In a recent research letter published in the Emerging Infectious Diseases journal, researchers analyzed the contact risks for severe acute respiratory syndrome coronavirus 2 (SARS-CoV-2) spread to medical professionals in an infection outbreak in a hospital ward.
In one prior investigation, Rudberg AS et al. discovered that healthcare workers (HCWs) who had coronavirus disease 2019 (COVID-19) patient interaction had higher SARS-CoV-2 seroprevalence than those without COVID-19 patient contact.
On the other hand, a previous study by Braun KM et al. found that medical personnel were more likely to contract SARS-CoV-2 from someone outside the hospital or coworkers than from COVID-19 patients. Hence, there exists a discrepancy regarding COVID-19 contact risks for HCWs.
About the study
In the current research, the investigators estimated the probability of various SARS-CoV-2 exposures among medical professionals during a COVID-19 outbreak in a 26-bedded hospital ward in Switzerland with 50 HCWs from October to November 2020. The trial period coincided with the peak of the second SARS-CoV-2 wave in Switzerland.
Unfortunately, throughout the 43-day outbreak term, phylogenetical or epidemiological reconstruction of SARS-CoV-2 transmission networks was not possible. Alternatively, the team employed statistical modeling to evaluate and contrast coworkers and SARS-CoV-2 patients as probable sources of COVID-19 across HCWs.

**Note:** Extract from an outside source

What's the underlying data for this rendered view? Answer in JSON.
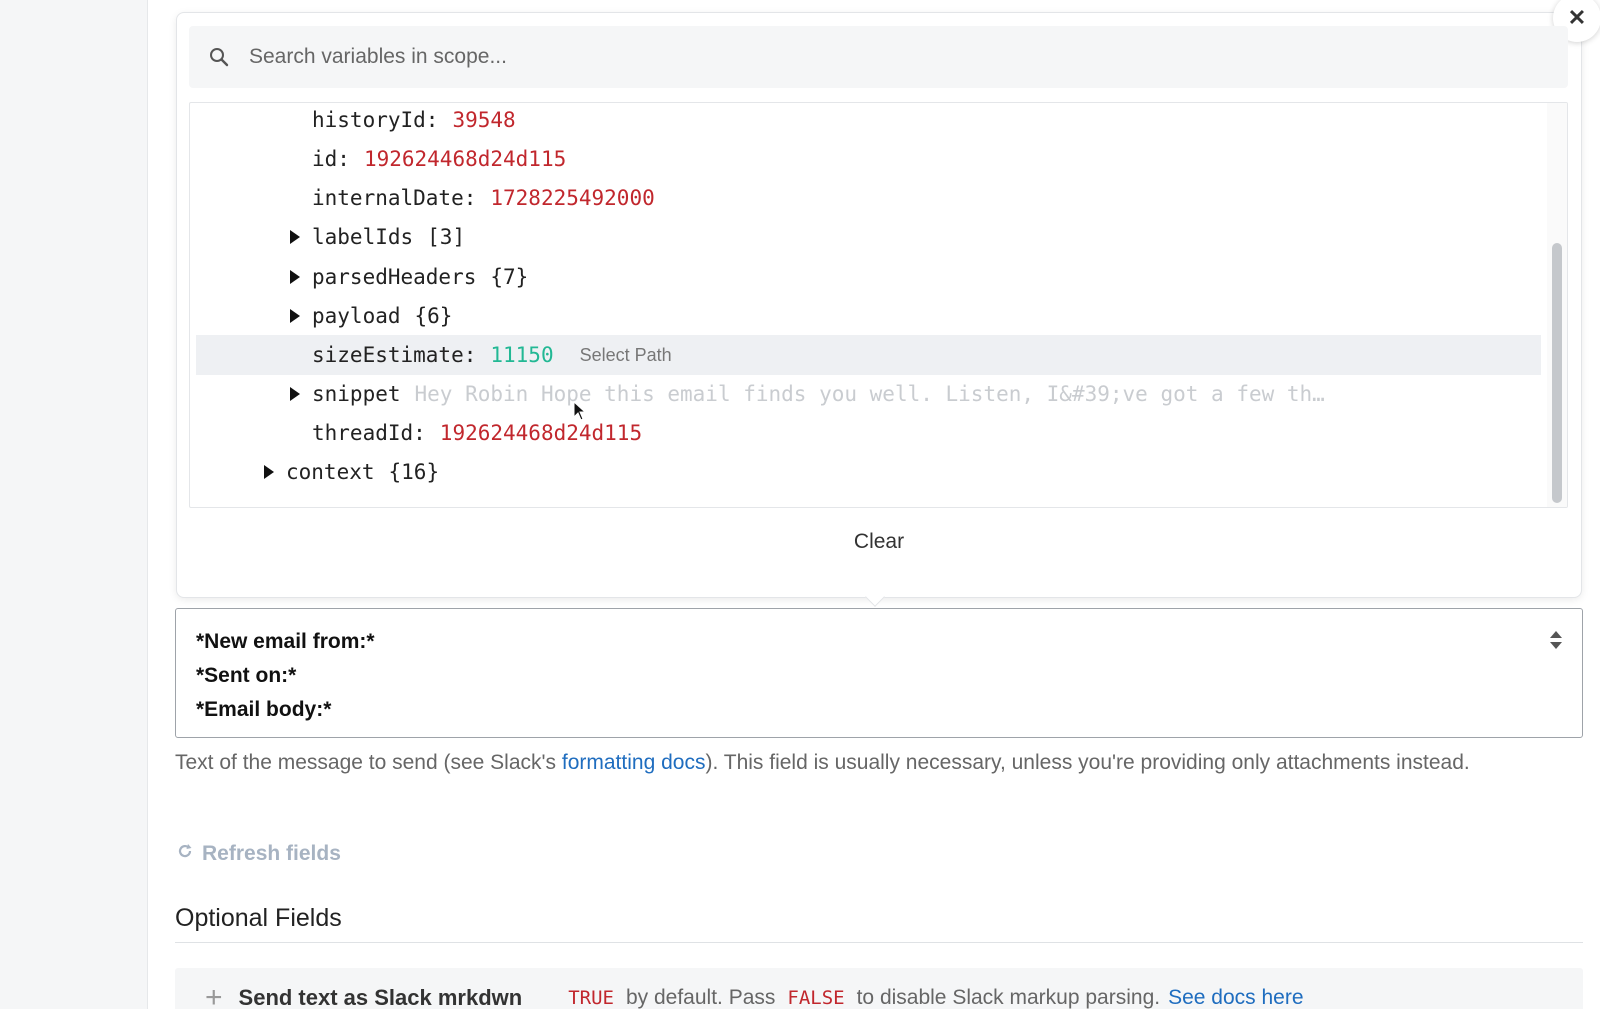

The researchers explored three potential risk variables as exposure routes for healthcare personnel. The assumed risk factors were working shifts in the infectious timeframe of coworkers later discovered SARS-CoV-2-positive and attending infectious COVID-19 patients, differentiated by whether using isolation precaution measures (IPMs) or standard precaution measures (SPMs) while engaging with contagious SARS-CoV-2 patients.
The scientists defined that a person with COVID-19 was contagious from 48 hours before the onset of symptoms, or from the time of a positive test if they were asymptomatic, until around two weeks or two days after the resolution of symptoms, whichever came later. HCWs were tested if they displayed COVID-19 signs or during a staff assessment on day 31 of the SARS-CoV-2 outbreak.
The authors determined exposure risk scores for a specific day and interaction type under the assumption that COVID-19 transmission happened two to 10 days before the onset of symptoms or a positive test. They included all days HCW worked during the SARS-CoV-2 outbreak except HCW workdays following COVID-19 recovery.
The researchers calculated hazard ratios leveraging exposure risk ratings as predictors. Besides, they used time-updated multivariable and univariable Cox proportional-hazards models with time to SARS-CoV-2 infection as the outcome. In addition, the team conducted a sensitivity evaluation for absence or presence on the ward.
The Zurich Cantonal Ethics Commission exempted formal ethical review since the current assessments were elemental of an outbreak examination. Further, the 12 SARS-CoV-2-positive patients in the hospital ward were included in 1,118-patient research examining the incidence of nosocomial COVID-19 in a tertiary care facility.
The team found that 38% of HCWs had SARS-CoV-2 infection in the research period. IPM was utilized for 11 of the 12 COVID-19 patients on the ward, and SPM was adopted for seven patients till a SARS-CoV-2 diagnosis was made; one patient was diagnosed only post-discharge. Supporting the findings of prior studies, multivariable and univariable models showed that COVID-19 within HCWs serving on the ward was linked to shifts completed with coworkers later discovered to be COVID-19-positive.
The study results indicated no clear link between COVID-19 among HCWs and using IPM when in touch with patients. This finding might be explained by extensive training, widely accessible personal protective equipment, and standard safety procedures when dealing with COVID-19 patients. SARS-CoV-2 infection was linked to SPM use when managing COVID-19 patients, but only in the univariable model, suggesting a possible risk.
Nevertheless, the scientists could only assume whether the current discovery of elevated risk was due to the SPM concept or how it was executed. They mentioned that IPM might add additional levels of safety not just through its enhanced protective components but also by making HCWs more aware of the increased need to take precautions.
The likelihood of SARS-CoV-2 transmission increased when ward contact was considered, including but not restricted to social work contacts. HCWs were required to maintain a safe distance, wear masks, and sanitize shared surfaces, although the authors believe that 100% compliance was always improbable. Additionally, it was unknown if social interactions between coworkers before and after work may favor SARS-CoV-2 transmission.
Overall, the team discovered that while working shifts with COVID-19 pre-symptomatic healthcare colleagues did raise the probability of COVID-19 among health professionals, interacting with isolated SARS-CoV-2 patients did not. The present work provides more proof of the SARS-CoV-2 infection likelihood for HCWs engaged with infectious patients and coworkers using SPM. The study findings emphasize how crucial it is to select protective gear appropriately and strictly adhere to safety procedures like IPM and SPM.